Much of the difference could be due to simple factors such as having close friends on campus, regularly meeting with an academic adviser or having a mentor. Among all students, 56 percent reported having a mentor; at HBCUs, 68 percent said they had a mentor.
“We absolutely need to focus on what [HBCUs] are doing well,” said Jane Martinez Dowling, head of programs at KIPP NYC. “We need to be doing more of it.”
Dowling, who previously ran the network's KIPP Through College effort, said another factor in students' sense of belonging could be that those who choose an HBCU -- particularly a private one -- know it's often more expensive to attend than a comparable state university. Students who end up at many HBCUs “are in general making more of an investment -- and their families are making more of an investment” to go there, Dowling said. That could result in a stronger commitment to the college or university.
In New York, at least, anecdotal evidence also shows that KIPP alumni who attend HBCUs have family ties to the institutions, as well as family friends who are alumni.
She said KIPP is already focusing on sending more students to HBCUs, which are more likely to offer summer bridge programs -- and where there is “a much stronger sense of identity and community” than at types of colleges.
The National Student Clearinghouse Research Center last year found that African-American, Hispanic and mixed-race students comprised nearly 26 percent of two- and four-year college students in the fall 2010 cohort. It found that African-American and Hispanic students graduated at lower rates than white and Asian students.
KIPP alumni are predominantly low-income students of color, the network says: 95 percent are African-American or Latino and nearly 90 percent qualify for free or reduced-price lunch under federal poverty guidelines.
The network, which comprises more than 200 public charter schools nationwide and enrolls nearly 90,000 students in grades pre-K through 12, boasts 11,000 alumni enrolled in college. KIPP says its alumni graduate from four-year colleges at a higher rate than the national average, and that its college graduation rate is about four times as high as that of students from similar economic backgrounds who attend other K-12 schools.

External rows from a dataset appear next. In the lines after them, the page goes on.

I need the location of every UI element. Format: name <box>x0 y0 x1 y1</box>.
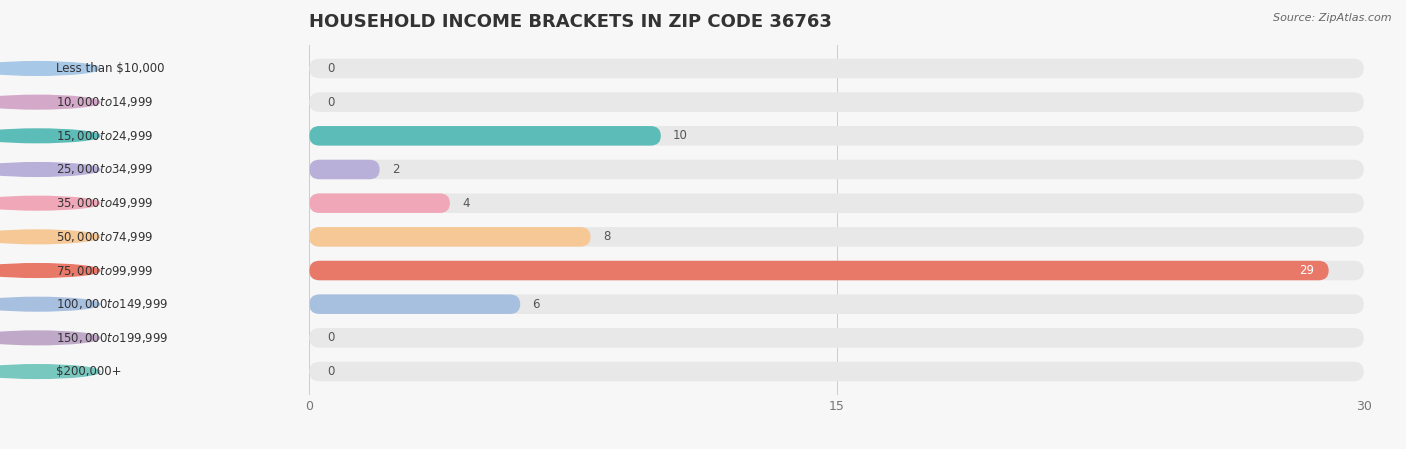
Circle shape <box>0 129 100 143</box>
Text: 4: 4 <box>463 197 470 210</box>
Text: 6: 6 <box>533 298 540 311</box>
FancyBboxPatch shape <box>309 59 1364 78</box>
FancyBboxPatch shape <box>309 160 1364 179</box>
Text: $75,000 to $99,999: $75,000 to $99,999 <box>56 264 153 277</box>
Text: $15,000 to $24,999: $15,000 to $24,999 <box>56 129 153 143</box>
FancyBboxPatch shape <box>309 227 1364 247</box>
Circle shape <box>0 196 100 210</box>
Text: $35,000 to $49,999: $35,000 to $49,999 <box>56 196 153 210</box>
Circle shape <box>0 163 100 176</box>
FancyBboxPatch shape <box>309 194 450 213</box>
Circle shape <box>0 365 100 379</box>
FancyBboxPatch shape <box>309 126 661 145</box>
Text: $50,000 to $74,999: $50,000 to $74,999 <box>56 230 153 244</box>
Text: 29: 29 <box>1299 264 1315 277</box>
FancyBboxPatch shape <box>309 295 520 314</box>
FancyBboxPatch shape <box>309 261 1364 280</box>
Text: 0: 0 <box>326 96 335 109</box>
Text: 10: 10 <box>673 129 688 142</box>
Text: Source: ZipAtlas.com: Source: ZipAtlas.com <box>1274 13 1392 23</box>
Text: 0: 0 <box>326 365 335 378</box>
Text: $100,000 to $149,999: $100,000 to $149,999 <box>56 297 169 311</box>
Circle shape <box>0 297 100 311</box>
Text: 2: 2 <box>392 163 399 176</box>
Text: 0: 0 <box>326 62 335 75</box>
FancyBboxPatch shape <box>309 295 1364 314</box>
FancyBboxPatch shape <box>309 227 591 247</box>
Circle shape <box>0 230 100 244</box>
FancyBboxPatch shape <box>309 328 1364 348</box>
Text: $200,000+: $200,000+ <box>56 365 121 378</box>
Text: $150,000 to $199,999: $150,000 to $199,999 <box>56 331 169 345</box>
Circle shape <box>0 331 100 345</box>
Text: Less than $10,000: Less than $10,000 <box>56 62 165 75</box>
FancyBboxPatch shape <box>309 194 1364 213</box>
FancyBboxPatch shape <box>309 160 380 179</box>
Text: HOUSEHOLD INCOME BRACKETS IN ZIP CODE 36763: HOUSEHOLD INCOME BRACKETS IN ZIP CODE 36… <box>309 13 832 31</box>
FancyBboxPatch shape <box>309 261 1329 280</box>
FancyBboxPatch shape <box>309 362 1364 381</box>
Text: 8: 8 <box>603 230 610 243</box>
Circle shape <box>0 264 100 277</box>
Text: 0: 0 <box>326 331 335 344</box>
Text: $10,000 to $14,999: $10,000 to $14,999 <box>56 95 153 109</box>
Text: $25,000 to $34,999: $25,000 to $34,999 <box>56 163 153 176</box>
FancyBboxPatch shape <box>309 92 1364 112</box>
Circle shape <box>0 62 100 75</box>
Circle shape <box>0 95 100 109</box>
FancyBboxPatch shape <box>309 126 1364 145</box>
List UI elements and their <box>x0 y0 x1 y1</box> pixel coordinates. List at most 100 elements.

Previous KIPP research focused on student life has been eye-opening: a January 2017 survey found that about one in four KIPP alumni are financially supporting other family members while in college. It also found that 40 percent of KIPP alumni skip meals in college to help make ends meet.
Chris Johnson, 25, a 2016 graduate of Oakwood University and an alumnus of KIPP Philadelphia Preparatory Academy, said African-American students at many colleges can be diligent and hardworking “and still not feel a sense of value and belonging” if the institution doesn’t invest in them. Oakwood, he said, was “really intentional in providing an experience in which students felt valued and accepted as soon as they arrived on campus.”
It helped that his mother is an alumna of Oakwood, an HBCU in Huntsville, Ala. “When I got to campus, I felt like there was some legacy there,” he said.
The university went a step further, he said, providing his mother with the college president’s email address in case she had questions.
Oakwood made belonging a priority from the beginning, Johnson said: it put upperclassmen, not administrators, in charge of freshman orientation, showing new students from day one that it’s possible to make it through the difficult early years.
The upperclassmen “also open themselves up to being mentors to students who are really trying to adjust to college life,” Johnson said. “When I got to Oakwood, I immediately felt that support.”